The Nasdaq-100 index is home to 100 of the largest technology companies listed on the Nasdaq stock exchange. It had a miserable year in 2022, declining by 33% as investors trimmed their bets on the high-growth tech sector.
But based on the annual returns of the Nasdaq-100 dating back to 1986, consecutive down years are incredibly rare. In fact, the index has only fallen two years in a row on one occasion — during the dot-com crash between 2000 and 2002.
While the current environment poses its own unique challenges like red-hot inflation and rapidly rising interest rates, there’s a likelihood that, based on history alone, the Nasdaq could be set for a bumper 2023.
That’s because the index has delivered an average return of 51% in the first positive year following a loss, and given the rarity of consecutive declines, the odds suggest 2023 is likely to be green. But investors will need to see economic headwinds subside, and there are already some early signs that’s happening.
If the Nasdaq-100 does soar this year, here’s why electric vehicle powerhouse Tesla (TSLA 3.68%) might be the ideal stock to own.
A soaring Nasdaq will foster risk-on sentiment among investors
What makes Tesla the ideal stock to buy if the Nasdaq-100 rockets higher? Well, over the last 12 months, it has collapsed in value by 72% in a process called multiple contraction. It’s when investors decide they want to pay a lower valuation for a company even though its financial performance hasn’t necessarily deteriorated.
This happens for a few reasons, typically during periods when interest rates are rising and economic conditions are weak. When interest rates increase, investors can get a better risk-free return, which means they aren’t willing to pay as high of a price for riskier assets like stocks.
There are a few challenges specific to Tesla, though. Naturally, with a weaker economy, consumers have less money to spend on big-ticket items like electric vehicles, and there is some evidence that demand has fallen, especially based on Tesla’s order backlog, which declined by 60% between July and November last year.
Plus, CEO Elon Musk appears distracted by his recent $44 billion purchase of Twitter.

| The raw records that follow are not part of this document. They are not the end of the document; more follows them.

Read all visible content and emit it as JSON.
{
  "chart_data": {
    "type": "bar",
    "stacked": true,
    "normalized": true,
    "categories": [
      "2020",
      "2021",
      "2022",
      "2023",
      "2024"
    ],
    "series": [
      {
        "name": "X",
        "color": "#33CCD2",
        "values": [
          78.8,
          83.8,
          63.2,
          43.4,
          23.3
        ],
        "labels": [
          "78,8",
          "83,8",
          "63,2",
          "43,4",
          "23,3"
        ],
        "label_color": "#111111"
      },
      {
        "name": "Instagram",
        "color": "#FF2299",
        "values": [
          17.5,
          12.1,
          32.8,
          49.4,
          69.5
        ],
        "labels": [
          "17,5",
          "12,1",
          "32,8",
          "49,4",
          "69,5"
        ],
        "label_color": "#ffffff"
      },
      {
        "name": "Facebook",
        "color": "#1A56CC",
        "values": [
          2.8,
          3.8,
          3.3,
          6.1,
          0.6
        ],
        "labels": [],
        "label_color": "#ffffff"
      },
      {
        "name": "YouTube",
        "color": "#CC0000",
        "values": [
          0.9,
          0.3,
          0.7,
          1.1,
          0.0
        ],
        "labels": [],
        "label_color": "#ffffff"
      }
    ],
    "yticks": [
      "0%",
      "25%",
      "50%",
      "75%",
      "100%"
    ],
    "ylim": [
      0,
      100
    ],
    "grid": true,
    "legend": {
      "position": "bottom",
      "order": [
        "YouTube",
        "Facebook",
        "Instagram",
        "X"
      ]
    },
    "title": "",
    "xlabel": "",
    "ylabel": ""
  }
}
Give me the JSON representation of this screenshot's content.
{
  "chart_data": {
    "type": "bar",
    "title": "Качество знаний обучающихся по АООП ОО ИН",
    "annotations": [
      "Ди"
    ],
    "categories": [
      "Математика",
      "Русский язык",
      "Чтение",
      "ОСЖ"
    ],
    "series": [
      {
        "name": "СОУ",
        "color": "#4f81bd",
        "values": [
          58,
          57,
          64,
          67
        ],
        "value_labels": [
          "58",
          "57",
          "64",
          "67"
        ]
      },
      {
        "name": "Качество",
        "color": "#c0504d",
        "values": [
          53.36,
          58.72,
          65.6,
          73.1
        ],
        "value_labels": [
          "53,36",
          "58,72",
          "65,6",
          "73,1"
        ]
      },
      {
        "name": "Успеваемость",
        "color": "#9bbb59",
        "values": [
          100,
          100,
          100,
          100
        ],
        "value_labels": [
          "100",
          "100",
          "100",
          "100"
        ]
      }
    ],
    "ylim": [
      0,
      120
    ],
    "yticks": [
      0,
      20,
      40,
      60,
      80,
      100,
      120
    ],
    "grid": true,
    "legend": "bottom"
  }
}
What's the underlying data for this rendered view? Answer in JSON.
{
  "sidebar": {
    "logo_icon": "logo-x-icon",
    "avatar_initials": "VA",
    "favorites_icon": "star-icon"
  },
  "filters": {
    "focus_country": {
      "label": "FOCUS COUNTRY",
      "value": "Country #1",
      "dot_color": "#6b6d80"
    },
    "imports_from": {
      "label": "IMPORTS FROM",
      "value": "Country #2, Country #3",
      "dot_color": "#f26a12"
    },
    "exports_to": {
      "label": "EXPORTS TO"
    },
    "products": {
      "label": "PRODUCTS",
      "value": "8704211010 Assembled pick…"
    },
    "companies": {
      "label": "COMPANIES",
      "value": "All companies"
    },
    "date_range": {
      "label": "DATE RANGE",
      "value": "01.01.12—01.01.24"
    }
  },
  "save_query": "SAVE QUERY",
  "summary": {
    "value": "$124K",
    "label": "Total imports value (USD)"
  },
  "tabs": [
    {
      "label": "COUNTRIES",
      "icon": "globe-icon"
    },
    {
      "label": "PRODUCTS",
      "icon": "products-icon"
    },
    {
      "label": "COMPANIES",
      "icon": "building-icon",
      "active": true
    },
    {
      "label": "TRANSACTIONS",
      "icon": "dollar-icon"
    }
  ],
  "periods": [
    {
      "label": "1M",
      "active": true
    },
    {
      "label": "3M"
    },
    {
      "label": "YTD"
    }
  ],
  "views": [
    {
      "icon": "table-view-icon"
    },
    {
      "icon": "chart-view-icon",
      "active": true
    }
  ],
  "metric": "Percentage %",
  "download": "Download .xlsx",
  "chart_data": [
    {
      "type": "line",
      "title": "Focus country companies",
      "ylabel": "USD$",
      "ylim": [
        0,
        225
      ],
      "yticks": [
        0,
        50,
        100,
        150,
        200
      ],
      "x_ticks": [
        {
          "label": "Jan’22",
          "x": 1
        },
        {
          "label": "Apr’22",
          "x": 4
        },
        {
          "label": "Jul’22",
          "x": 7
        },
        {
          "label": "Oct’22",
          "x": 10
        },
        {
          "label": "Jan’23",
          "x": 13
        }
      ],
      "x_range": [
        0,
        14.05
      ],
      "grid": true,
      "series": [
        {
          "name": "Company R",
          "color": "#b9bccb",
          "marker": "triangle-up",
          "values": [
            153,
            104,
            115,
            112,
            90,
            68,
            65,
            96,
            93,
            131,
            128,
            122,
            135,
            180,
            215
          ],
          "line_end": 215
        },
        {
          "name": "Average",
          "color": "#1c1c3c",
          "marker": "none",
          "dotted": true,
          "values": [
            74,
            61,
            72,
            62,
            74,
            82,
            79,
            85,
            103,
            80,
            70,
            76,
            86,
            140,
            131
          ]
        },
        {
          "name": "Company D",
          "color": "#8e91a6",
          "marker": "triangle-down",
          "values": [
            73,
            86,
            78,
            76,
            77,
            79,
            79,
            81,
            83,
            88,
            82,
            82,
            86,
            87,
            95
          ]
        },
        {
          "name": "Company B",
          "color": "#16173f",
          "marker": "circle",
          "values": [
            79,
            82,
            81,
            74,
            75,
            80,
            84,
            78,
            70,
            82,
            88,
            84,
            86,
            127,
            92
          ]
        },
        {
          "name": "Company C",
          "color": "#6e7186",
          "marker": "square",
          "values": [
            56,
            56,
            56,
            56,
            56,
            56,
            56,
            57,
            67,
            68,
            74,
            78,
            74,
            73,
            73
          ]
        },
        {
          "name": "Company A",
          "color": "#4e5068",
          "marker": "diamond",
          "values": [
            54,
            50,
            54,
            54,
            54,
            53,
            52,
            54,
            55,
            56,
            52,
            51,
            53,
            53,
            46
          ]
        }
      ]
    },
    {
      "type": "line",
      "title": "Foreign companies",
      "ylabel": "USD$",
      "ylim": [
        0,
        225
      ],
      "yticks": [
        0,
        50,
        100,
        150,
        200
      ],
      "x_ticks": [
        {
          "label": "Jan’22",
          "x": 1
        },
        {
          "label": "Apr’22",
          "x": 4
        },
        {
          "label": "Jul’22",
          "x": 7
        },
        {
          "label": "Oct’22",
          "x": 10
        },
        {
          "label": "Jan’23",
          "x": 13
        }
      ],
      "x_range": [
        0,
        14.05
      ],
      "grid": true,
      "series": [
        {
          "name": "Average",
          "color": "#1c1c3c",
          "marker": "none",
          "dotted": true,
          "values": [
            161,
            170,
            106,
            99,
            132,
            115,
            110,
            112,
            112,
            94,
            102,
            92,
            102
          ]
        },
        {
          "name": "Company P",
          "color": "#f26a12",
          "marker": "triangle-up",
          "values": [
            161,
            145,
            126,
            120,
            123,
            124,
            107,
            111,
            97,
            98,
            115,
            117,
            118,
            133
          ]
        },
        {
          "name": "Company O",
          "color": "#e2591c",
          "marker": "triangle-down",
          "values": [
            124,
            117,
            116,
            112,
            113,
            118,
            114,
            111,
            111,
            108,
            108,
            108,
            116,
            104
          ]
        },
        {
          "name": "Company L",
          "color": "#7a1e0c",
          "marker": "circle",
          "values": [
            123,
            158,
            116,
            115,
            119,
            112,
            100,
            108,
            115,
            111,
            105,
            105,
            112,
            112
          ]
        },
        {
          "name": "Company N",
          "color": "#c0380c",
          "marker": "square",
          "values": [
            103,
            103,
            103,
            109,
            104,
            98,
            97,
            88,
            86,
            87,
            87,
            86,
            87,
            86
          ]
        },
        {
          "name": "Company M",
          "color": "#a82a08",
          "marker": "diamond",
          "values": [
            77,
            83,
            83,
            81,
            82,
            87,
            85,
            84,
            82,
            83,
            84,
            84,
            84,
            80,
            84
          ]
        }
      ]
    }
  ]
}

At a difficult time like the present, investors would prefer to see him laser focused on Tesla, but that seems unlikely in the short term.
Based on its trailing-12-month earnings per share, Tesla stock trades at a price-to-earnings (P/E) multiple of 30 right now. That’s a big step down from the multiple of 100 (and beyond) it traded at in 2022 and for many years prior.
That spells opportunity
Tesla did just deliver 1.31 million cars in 2022, which was a whopping 40% increase compared to the previous year. It’s also expected to produce vehicles at an annual run rate of 2 million units in 2023, which, if it sells them all, would be another spectacular year of growth.
Tesla could be set for a bumper year of progress on many fronts. The company delivered its first semitruck to soda and snacks giant PepsiCo in December, and it plans to scale to an annual production rate of 50,000 units by 2024, so investors should see a substantial ramp-up during 2023.
Plus, the company also plans to rapidly scale production of its long-awaited Cybertruck this year. Both of these milestones mark Tesla’s expansion beyond traditional passenger vehicles, inviting new pools of potential customers.
In 2022, the company opened two new Gigafactories in Texas and Berlin, and rumors are swirling about an imminent announcement for a brand-new factory in Mexico to further grow its production capacity.
2023 might be exciting for Tesla, but it’s still a long-term story
If you recall from earlier, Tesla’s current price-to-earnings multiple based on its trailing (past) earnings stands at 30 right now. But based on analysts’ estimates of $5.15 per share in 2023 earnings, its forward multiple is just 22.
That means, if Tesla is to maintain a 30 multiple on a trailing basis by the end of 2023, and assuming it hits the earnings estimates, Tesla stock would have to rise by 36%. That’s the benefit of buying shares in a fast-growing company — its stock gets much cheaper the further into the future you look.
Speaking of the future, it’s not all about making electric vehicles. The company is expanding into other areas with arguably just as much growth potential. One key vertical is autonomous full self-driving technology. Software tends to carry a high gross profit margin of 80% or more, so this should continue to be an important financial tailwind for the company as more Tesla vehicles hit the road.
Plus, Tesla has a booming residential solar power and storage business that is struggling to keep up with demand. And, at its recent artificial intelligence (AI) day, the company revealed a revolutionary humanoid robot called Optimus. While it won’t be ready for sale until 2027, it could be a multibillion-dollar opportunity while revolutionizing low-skilled work.
If the Nasdaq-100 soars this year as history suggests it will, Tesla could be among the top performers. But any return it delivers might pale in comparison to its potential over the long term, so a five- to 10-year outlook could yield the best results.